El problema es económico. Lo político es un agravante. La hipertensión (brecha e inflación) de los últimos dos meses tiene causas económicas: faltan dólares y sobran pesos. En todo caso, la incertidumbre política -con dos cambios ministeriales muy desprolijos- sumó presión ($50 al dólar informal, 2% a la inflación de julio, por calibrar algún efecto), pero la base es un desequilibrio fiscal divergente (primario arriba del 3% de 2021, con todos los gastos corrientes subiendo arriba de la inflación) financiado con emisión (2% del PBI en dos meses).

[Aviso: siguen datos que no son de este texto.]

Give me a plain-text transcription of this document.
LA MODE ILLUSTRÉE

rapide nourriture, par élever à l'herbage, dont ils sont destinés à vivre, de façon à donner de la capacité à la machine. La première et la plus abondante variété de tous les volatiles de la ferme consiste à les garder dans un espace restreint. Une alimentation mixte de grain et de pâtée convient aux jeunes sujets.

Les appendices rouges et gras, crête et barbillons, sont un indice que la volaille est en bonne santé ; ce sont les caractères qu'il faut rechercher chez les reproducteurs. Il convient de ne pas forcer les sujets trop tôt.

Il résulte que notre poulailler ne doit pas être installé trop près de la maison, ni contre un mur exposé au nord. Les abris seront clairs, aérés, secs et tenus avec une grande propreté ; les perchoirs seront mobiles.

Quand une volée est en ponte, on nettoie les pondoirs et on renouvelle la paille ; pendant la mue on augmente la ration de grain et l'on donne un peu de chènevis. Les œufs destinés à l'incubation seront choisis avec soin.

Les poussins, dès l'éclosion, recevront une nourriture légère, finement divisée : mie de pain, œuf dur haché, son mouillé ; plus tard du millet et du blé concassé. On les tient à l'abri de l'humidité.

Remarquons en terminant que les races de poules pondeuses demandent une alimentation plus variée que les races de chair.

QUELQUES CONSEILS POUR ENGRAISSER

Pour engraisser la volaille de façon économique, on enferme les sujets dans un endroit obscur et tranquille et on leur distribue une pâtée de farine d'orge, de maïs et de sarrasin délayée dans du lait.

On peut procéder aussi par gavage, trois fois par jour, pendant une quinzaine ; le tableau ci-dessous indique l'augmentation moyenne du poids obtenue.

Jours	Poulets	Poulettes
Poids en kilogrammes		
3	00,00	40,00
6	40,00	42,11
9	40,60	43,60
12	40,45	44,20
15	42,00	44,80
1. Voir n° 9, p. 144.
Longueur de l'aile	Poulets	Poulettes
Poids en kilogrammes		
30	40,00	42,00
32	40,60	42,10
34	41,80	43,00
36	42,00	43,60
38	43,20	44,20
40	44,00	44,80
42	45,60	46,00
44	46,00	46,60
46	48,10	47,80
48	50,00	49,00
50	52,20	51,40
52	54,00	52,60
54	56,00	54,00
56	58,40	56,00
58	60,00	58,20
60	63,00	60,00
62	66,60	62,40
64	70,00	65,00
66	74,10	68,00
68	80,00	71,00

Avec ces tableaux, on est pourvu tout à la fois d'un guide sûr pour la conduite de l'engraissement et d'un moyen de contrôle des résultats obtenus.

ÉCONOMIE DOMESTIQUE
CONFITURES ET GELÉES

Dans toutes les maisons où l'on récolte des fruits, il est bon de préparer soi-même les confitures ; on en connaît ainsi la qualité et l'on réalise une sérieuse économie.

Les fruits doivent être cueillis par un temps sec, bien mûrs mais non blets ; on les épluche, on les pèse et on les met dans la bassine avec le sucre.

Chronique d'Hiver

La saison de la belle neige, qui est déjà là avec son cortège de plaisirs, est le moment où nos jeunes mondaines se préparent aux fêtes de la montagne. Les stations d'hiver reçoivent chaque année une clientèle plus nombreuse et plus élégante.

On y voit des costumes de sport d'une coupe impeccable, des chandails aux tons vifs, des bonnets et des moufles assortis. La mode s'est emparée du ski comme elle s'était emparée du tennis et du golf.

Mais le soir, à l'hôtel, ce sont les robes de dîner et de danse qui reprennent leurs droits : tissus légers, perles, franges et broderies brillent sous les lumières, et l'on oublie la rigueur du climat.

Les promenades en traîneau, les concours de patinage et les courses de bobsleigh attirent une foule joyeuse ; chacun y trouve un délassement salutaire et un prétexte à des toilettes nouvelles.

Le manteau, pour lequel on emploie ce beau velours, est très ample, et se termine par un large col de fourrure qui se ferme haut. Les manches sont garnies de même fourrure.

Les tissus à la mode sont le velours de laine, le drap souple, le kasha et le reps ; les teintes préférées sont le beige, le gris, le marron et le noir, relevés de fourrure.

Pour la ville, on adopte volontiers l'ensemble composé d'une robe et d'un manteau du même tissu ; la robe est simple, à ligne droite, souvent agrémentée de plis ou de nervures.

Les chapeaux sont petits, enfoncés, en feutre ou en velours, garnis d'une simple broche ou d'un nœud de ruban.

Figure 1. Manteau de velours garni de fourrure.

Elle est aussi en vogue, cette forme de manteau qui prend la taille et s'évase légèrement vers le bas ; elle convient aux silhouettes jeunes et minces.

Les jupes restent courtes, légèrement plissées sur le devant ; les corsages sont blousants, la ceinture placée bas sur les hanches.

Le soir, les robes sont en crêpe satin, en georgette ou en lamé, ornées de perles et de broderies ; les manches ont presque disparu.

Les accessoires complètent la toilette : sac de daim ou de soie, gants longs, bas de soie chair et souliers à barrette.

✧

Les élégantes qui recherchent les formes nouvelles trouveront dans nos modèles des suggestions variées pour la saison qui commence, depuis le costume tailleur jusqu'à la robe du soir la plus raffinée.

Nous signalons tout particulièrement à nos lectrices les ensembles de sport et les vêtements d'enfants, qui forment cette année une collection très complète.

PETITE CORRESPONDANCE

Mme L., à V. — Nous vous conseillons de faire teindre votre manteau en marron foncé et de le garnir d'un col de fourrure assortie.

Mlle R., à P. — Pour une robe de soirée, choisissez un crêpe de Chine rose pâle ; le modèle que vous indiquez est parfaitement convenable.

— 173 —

El nuevo equipo económico, con presunto músculo político, puede generar expectativa de suturar -al menos inicialmente- la fisura interna del oficialismo y poder avanzar en la corrección de los desajustes divergentes. Tendrá un crédito inicial de descompresión de los errores no forzados (que baje algo la brecha, suban algo los bonos). En otras palabras, que el mismo día que se suba la tasa de interés no se postergue el plazo para pedir subsidios de tarifas, se prorrogue la moratoria previsional, se dé un aguinaldo a los planes sociales o se prometan impagables salarios universales. O que a la hora de desdoblar el mercado cambiario por sectores (dólar soja, dólar turista) el mecanismo no sea absurdamente inaplicable y, por lo tanto, contraproducente.
Podrá ofrecer un equipo a priori competente y un set de medidas de mayor impacto. Pero a los treinta días deberá mostrar capacidad de cumplimiento del programa, y no como el anterior -el congelamiento de vacantes, por ejemplo, era groseramente burlado por los propios colegas del gabinete- o el previo, que “saraseaba” una corrección gradual de desequilibrios mientras la ejecución presupuestaria mensual mostraba un gasto público subiendo por el ascensor (todos los rubros arriba de la inflación) y recursos por la escalera.

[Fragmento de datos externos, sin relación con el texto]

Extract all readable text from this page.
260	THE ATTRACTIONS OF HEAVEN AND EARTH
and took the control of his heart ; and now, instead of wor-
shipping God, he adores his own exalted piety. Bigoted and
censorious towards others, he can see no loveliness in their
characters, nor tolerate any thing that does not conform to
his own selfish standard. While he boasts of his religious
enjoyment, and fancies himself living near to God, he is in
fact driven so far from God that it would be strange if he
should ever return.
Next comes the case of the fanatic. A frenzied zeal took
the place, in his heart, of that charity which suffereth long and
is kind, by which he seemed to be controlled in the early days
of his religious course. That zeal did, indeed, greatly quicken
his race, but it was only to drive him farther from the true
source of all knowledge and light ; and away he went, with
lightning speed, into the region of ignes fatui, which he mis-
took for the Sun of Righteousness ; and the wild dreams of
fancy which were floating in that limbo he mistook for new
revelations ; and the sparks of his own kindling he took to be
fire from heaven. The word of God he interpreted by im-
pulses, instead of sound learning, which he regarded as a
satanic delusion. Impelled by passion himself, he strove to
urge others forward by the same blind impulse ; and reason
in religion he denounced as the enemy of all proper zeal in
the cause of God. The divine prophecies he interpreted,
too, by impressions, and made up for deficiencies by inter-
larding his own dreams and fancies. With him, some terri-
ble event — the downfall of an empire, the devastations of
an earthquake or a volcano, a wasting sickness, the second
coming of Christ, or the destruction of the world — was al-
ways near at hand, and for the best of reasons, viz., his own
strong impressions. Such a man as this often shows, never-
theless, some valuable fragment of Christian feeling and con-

Nunca es tarde para “volantear” frente al abismo -de hecho, el Gobierno ya lo hizo un par de veces, a finales de 2020 y a principios de 2022-. Pero tiene la desventaja de llegar sin margen, con los frenos ya muy gastados: la inflación anualizada ronda los tres dígitos y las reservas el 0,5% del PBI.
Tendrá el desafío de no ir “corriéndola de atrás” (que cada medida sea asertiva, no que parezca la primera de una escalerita), de no “vender espejismos” (que el set inicial de medidas se cumpla a las cuatro semanas), que corrija las causas (déficit y emisión) del pico de presión inflacionaria y cambiaria, y no las consecuencias (controlar precios para frenar la inflación, cepo para reprimir la demanda de dólares).
Por supuesto que la economía política para corregir los desequilibrios será tan complicada como para sus antecesores: transferencias a provincias (gobernadores), planes sociales (movimientos sociales), empresas públicas (sindicatos), tarifas (familias). Difícil sin coordinación, imposible sin cohesión política. El remedio siempre es amargo, pero el problema es la “dulce” inflamación previa: atraso cambiario del 26% en los últimos dieciocho meses, tarifas congeladas durante dos años y medio con 250% de inflación, gasto público creciendo 11% arriba de la inflación en primer semestre, emisión 40% de la base monetaria en último bimestre.
Pero cualquier alquimia financiera o cambiaria (desdoblamiento, devaluación, deslizamiento acelerado) que solo busque elongar la vida útil del programa desatendiendo las causas de la presión no solo será inútil, sino peligrosa. Antes de entrar al quirófano, hay que dejar de comer sal.